According to the Financial and Capital Markets Commission, the volume of individual real estate loans issued by Latvian banks amounted to 1.8 billion lats (2.6 billion euros) as of June, up 24.5 percent from the start of the year.

Mortgage loans accounted for almost 30 percent of all bank lending, the single largest sector, the commission reported.
By the end of the first half of 2007 Latvia's 21 banks had issued a total 990,700 loans to residents, or 0.44 loans per capita, the commission said. The number of loans issued to individuals rose by 8.1 percent or 74,500 loans as compared to the end of 2006.
But as commission chief Uldis Cerps recently explained to The Baltic Times, mortgage lending in Latvia is generally considered to be low-risk, which is why the country's banks have no qualms about increasing exposure to this segment of the market.
As Cerps explained, Latvians value their newly won properties most of all and will do everything possible to ensure timely repayment of their mortgage. What's more, the penalties for late payments on mortgage loans are severe, he added.

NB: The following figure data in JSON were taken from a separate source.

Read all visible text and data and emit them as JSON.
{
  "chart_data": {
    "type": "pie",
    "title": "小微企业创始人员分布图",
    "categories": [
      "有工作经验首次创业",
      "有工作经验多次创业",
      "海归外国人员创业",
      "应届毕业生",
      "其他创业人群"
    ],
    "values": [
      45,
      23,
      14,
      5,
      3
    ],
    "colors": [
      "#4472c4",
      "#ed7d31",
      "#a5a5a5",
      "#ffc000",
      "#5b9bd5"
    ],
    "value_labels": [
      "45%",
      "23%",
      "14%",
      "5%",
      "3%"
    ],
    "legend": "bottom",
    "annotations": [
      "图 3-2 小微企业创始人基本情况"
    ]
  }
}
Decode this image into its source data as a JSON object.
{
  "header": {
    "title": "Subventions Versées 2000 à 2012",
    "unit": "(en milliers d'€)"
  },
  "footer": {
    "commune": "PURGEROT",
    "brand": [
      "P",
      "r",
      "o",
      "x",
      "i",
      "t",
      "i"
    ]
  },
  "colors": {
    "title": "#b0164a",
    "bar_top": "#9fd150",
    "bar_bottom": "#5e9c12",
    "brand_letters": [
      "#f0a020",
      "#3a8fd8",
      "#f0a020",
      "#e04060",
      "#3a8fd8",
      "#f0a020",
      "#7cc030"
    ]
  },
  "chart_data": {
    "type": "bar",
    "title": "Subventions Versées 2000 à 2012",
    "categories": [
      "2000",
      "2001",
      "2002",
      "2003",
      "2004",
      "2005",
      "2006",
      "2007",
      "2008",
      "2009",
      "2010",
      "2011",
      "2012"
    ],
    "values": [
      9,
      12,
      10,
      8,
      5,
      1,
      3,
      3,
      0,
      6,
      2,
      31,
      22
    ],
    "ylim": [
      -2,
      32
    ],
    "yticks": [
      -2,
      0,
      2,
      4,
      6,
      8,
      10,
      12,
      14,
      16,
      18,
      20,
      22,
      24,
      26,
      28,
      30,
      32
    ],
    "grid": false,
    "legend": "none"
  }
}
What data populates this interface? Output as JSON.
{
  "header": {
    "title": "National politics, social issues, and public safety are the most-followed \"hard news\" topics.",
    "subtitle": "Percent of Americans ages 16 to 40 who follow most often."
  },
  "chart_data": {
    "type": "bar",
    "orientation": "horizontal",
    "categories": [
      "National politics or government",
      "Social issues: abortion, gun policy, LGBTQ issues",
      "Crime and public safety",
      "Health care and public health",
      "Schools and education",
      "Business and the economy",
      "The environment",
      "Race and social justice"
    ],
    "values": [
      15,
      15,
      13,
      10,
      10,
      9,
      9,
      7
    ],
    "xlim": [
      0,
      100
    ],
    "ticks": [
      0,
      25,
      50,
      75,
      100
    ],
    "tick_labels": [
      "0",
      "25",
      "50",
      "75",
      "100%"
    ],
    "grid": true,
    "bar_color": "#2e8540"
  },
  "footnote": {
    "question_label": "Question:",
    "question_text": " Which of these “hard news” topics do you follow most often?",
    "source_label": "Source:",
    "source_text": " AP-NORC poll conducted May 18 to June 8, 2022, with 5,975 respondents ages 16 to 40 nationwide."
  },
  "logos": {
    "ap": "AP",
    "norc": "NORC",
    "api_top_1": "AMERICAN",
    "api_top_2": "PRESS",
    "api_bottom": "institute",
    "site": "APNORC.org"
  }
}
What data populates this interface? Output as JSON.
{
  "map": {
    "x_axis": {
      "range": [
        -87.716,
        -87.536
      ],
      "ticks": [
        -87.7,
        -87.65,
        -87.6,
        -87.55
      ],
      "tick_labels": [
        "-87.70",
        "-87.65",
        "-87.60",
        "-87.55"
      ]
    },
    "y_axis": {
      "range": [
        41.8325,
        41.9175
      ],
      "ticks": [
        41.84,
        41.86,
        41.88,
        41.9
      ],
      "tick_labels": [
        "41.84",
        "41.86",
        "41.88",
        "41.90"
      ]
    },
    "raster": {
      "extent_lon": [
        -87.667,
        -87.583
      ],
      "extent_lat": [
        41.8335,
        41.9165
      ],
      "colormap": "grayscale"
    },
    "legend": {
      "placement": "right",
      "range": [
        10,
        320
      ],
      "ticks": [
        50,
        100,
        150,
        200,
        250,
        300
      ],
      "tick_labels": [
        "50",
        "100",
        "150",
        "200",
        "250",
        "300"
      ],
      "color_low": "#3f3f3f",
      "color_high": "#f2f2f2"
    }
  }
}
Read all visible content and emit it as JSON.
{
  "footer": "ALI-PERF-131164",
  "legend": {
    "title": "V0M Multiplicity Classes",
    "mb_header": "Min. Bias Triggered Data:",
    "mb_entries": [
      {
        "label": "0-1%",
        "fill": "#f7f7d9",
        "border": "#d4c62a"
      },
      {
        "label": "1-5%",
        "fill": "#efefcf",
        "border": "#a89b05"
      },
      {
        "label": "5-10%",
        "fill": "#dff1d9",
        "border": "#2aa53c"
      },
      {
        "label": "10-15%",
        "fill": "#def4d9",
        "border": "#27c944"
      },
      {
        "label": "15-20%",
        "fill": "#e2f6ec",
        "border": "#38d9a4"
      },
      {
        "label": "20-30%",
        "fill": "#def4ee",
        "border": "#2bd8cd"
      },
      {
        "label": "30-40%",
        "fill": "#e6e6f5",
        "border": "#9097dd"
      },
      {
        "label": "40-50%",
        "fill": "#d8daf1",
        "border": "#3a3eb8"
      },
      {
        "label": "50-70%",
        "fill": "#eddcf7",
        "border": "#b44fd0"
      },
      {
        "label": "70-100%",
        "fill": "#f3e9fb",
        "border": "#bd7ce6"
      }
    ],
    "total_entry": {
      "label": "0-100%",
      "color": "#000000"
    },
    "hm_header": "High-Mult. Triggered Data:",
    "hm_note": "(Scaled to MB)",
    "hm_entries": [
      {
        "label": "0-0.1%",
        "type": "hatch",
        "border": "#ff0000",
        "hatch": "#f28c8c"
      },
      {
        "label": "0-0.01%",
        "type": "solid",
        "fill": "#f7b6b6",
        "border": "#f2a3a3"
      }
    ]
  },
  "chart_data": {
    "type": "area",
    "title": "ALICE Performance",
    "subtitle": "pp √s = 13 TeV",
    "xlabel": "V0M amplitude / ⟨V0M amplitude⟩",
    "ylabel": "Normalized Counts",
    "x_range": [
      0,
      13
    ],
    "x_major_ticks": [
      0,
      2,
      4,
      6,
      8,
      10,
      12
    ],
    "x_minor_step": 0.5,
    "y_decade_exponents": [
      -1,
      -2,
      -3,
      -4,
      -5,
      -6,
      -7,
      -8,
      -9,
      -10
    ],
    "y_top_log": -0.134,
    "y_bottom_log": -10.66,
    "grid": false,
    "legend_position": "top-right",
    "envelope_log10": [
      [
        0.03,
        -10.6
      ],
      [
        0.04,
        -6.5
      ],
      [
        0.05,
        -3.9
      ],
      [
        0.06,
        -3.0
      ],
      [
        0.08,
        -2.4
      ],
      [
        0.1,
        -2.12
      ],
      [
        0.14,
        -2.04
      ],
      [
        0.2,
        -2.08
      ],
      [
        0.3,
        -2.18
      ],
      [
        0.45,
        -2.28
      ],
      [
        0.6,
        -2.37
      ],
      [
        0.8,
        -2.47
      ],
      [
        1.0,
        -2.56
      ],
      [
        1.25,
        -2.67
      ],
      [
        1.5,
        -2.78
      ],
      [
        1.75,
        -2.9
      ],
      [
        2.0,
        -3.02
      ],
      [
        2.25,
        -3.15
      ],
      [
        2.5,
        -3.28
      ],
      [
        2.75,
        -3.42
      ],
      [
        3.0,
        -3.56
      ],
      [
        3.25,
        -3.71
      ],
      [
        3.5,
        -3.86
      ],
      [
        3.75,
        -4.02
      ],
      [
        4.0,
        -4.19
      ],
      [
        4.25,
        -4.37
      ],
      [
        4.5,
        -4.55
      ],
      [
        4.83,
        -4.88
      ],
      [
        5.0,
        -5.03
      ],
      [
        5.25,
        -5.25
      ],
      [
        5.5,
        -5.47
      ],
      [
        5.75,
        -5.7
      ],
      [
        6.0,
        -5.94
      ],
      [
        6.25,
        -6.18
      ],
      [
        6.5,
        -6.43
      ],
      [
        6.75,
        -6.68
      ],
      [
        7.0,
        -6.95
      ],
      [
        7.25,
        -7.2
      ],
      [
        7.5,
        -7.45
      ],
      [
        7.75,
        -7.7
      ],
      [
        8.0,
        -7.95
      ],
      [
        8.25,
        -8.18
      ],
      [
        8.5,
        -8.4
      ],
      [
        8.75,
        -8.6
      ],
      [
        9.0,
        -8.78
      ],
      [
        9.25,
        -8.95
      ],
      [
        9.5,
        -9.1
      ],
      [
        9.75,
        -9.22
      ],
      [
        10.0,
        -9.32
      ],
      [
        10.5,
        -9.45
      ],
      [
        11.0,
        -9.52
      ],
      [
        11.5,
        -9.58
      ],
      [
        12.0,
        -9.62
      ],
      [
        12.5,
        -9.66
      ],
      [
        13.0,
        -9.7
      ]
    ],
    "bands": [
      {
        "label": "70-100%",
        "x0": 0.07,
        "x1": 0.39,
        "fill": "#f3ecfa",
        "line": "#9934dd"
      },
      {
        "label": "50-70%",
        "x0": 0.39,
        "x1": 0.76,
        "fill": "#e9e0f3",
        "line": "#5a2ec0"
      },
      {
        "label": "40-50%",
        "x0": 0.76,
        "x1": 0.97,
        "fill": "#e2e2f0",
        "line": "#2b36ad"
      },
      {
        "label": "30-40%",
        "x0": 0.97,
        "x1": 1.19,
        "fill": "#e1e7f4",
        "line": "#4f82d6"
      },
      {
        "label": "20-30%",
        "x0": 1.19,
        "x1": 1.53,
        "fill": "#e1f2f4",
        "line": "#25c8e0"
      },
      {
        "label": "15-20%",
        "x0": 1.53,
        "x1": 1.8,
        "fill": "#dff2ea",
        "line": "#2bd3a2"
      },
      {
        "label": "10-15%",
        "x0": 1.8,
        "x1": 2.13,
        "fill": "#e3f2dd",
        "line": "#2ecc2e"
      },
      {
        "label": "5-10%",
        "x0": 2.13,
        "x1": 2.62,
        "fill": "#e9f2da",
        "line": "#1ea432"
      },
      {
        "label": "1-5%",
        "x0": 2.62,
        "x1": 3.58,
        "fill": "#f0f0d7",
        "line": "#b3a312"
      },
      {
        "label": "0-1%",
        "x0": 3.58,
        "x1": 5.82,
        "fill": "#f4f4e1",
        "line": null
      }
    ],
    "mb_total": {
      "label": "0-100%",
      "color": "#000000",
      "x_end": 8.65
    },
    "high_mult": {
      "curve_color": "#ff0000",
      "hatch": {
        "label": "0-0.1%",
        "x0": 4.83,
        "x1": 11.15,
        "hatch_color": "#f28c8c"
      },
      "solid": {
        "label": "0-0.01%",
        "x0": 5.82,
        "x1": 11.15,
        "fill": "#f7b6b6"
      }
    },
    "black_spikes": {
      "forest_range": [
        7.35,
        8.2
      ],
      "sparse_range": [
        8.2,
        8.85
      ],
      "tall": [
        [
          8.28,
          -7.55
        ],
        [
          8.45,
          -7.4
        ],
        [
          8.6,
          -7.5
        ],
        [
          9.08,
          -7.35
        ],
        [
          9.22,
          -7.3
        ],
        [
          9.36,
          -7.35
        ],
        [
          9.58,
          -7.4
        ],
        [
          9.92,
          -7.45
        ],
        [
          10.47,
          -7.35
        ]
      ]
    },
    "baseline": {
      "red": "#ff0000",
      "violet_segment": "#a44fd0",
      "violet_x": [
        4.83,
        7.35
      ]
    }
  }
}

The statistics seem to bear out this line of reasoning. According to the commission's data released Aug. 24, the increase in the number of loans with tardy payments was slight. Thus if the percentage of loans paid on time was 95.1 percent in late 2006, then that number decreased slightly to 93.9 percent by the end of June.
Over the first six months of the year the overall quality of bank loans has remained constant, while the volume of watchlist and lost loans rose 0.1 percentage points, the commission said.
At the end of June, 99.3 percent of loans granted by banks were assessed as standard loans, the same level as at the end of 2006. Some 0.3 percent was evaluated as watchlist loans and 0.4 percent as non-performing loans.

Another crucial factor keeping the number of bad loans down is rising wages, which grew by a staggering 33 percent annually as of the first quarter of the year and show no sign of seriously decreasing. Indeed, while wages and salaries continue to rise, there seems to be little or no threat of a bad-loan scare in Latvia like the one that has impacted world markets in recent weeks.
What's more, the high level of loan growth in Latvia is set to fall due to both market saturation and the government's anti-inflation plan, which aims to crack down on easy money and force banks to lend on the basis of Latvians' official income, Cerps explained.

At the end of June 2007, aggregate standard loans in the Baltic state amounted to 13.1 billion lats (18.7 billion euros), 21.2 percent more than the end of 2006 and equivalent to approximately 82 percent of GDP.